On the weekends she would sit with the jailers and dispatchers.

In 1993 Garner offered her a part-time position. She was a jailer/dispatcher. She even helped with the kitchen personnel.

"I did that until 1994 when he offered me the opportunity to go to Basic Law Enforcement Training (at James Sprunt Community College) to become a sworn officer," she said. "He had it set up so we could work during the daytime, our 12-hour shifts, then school at night.

"I went to school for nine months working 12-hour shifts during the daytime. It was worth every bit of it. I was strongheaded back then. I was determined because I had told him (Garner) that if he even gave me just one opportunity to go Basic Law Enforcement, I knew that there was nothing that would cause me to quit."
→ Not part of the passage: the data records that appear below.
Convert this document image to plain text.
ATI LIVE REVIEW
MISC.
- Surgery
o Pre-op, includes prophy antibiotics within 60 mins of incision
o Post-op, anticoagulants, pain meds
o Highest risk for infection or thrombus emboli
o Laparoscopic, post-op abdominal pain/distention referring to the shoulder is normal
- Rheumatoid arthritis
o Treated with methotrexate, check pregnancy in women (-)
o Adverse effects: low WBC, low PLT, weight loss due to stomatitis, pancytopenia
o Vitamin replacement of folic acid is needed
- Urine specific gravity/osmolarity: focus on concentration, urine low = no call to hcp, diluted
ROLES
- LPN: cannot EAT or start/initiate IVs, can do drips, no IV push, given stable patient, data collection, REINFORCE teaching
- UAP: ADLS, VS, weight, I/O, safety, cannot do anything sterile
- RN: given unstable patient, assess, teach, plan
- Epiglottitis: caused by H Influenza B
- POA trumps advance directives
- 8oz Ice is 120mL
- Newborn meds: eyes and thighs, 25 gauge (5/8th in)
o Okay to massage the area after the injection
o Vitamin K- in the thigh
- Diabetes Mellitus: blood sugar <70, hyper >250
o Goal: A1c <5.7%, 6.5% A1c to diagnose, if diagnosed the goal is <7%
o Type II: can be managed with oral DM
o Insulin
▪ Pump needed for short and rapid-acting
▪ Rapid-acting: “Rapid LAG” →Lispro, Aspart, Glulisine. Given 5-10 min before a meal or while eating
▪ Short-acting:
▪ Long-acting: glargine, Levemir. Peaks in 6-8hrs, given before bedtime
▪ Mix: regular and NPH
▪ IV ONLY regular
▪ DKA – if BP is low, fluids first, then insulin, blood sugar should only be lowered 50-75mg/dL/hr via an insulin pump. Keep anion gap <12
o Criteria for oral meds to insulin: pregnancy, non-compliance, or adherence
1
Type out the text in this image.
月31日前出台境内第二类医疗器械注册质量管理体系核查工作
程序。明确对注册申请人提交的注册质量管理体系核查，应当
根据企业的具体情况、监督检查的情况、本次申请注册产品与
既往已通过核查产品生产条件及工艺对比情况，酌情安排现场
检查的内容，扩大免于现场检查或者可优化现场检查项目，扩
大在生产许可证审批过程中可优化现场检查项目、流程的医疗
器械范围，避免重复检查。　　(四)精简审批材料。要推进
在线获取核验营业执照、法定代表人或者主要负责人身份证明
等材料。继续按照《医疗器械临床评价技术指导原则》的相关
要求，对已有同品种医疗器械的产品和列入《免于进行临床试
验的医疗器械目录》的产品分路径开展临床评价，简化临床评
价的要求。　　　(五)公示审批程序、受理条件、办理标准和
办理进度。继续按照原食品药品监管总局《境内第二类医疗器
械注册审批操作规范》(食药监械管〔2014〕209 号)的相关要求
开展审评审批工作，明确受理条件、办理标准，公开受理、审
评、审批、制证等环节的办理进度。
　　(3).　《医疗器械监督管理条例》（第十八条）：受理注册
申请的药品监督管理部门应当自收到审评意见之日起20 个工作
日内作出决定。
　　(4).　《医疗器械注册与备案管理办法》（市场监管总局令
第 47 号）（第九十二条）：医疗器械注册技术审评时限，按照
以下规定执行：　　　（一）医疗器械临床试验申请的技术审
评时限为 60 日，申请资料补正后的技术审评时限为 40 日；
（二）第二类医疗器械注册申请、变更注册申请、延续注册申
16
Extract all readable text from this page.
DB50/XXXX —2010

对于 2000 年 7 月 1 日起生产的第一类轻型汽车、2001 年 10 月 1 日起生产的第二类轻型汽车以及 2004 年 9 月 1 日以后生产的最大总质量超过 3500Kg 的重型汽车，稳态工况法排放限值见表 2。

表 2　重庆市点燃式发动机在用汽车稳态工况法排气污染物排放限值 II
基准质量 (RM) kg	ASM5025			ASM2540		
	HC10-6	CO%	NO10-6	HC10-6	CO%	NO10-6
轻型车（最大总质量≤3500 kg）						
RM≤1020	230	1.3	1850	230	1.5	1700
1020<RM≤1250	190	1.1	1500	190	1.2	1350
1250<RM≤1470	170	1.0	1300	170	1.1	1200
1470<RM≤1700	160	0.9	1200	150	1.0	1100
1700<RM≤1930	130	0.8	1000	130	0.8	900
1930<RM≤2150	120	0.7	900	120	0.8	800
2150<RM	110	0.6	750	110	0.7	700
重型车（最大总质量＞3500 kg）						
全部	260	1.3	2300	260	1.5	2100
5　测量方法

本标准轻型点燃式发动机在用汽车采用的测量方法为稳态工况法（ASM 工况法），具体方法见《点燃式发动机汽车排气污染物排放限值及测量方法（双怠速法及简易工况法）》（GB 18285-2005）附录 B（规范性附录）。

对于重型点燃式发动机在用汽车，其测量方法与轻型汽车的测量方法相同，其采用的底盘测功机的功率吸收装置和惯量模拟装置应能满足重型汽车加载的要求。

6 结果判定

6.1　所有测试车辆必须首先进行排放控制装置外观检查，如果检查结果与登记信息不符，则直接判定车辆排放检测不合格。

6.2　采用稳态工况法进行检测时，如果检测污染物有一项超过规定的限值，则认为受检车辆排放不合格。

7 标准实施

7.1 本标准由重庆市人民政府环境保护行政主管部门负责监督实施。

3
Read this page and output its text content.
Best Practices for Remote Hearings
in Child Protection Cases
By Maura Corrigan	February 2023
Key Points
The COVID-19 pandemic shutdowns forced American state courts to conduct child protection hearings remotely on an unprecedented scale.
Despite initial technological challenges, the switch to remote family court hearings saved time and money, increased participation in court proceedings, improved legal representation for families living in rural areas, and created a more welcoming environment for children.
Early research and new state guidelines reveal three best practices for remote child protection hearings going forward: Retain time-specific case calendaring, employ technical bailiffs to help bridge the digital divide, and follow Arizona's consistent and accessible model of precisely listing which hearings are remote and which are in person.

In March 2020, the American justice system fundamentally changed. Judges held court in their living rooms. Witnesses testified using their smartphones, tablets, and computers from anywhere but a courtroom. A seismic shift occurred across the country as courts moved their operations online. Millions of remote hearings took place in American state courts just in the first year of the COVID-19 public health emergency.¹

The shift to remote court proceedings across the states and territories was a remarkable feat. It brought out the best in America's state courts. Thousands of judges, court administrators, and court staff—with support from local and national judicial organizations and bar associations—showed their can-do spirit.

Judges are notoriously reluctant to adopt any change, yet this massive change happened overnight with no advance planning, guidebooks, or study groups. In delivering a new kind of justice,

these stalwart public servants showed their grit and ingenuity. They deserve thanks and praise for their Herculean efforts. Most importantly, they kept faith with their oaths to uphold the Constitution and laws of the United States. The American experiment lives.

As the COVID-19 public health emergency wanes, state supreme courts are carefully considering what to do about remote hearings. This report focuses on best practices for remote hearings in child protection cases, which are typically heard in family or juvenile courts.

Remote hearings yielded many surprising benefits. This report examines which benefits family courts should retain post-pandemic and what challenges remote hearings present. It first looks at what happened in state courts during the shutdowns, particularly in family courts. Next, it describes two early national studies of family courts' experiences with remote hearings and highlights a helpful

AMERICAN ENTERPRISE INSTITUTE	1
She was sworn in as a deputy in 1994.

Mrs. Tyson was a school resource officer for nearly seven years, a narcotics officer for about a year and a half, worked as a bailiff and taught DARE.

For the last 10 to 11 years she has worked in investigations.

"The few years I have basically just been working major crimes -- child abuse, sex abuse, homicides -- any crimes against a person, shootings," she said. "That was under Blake Wallace as sheriff. He has been an awesome sheriff. I am a forensic child interviewer. I have been to homicide investigations (program). I am the first female hostage negotiator for Duplin County.

"I just want to make a difference to the people of Mount Olive. People have the right to be safe in their homes. Children have the right to be safe at a park. The community has a right to be safe in their town. We as law enforcement officers need citizens' help as much as they need ours. I hope that we all can come together on one accord and build a better town of Mount Olive."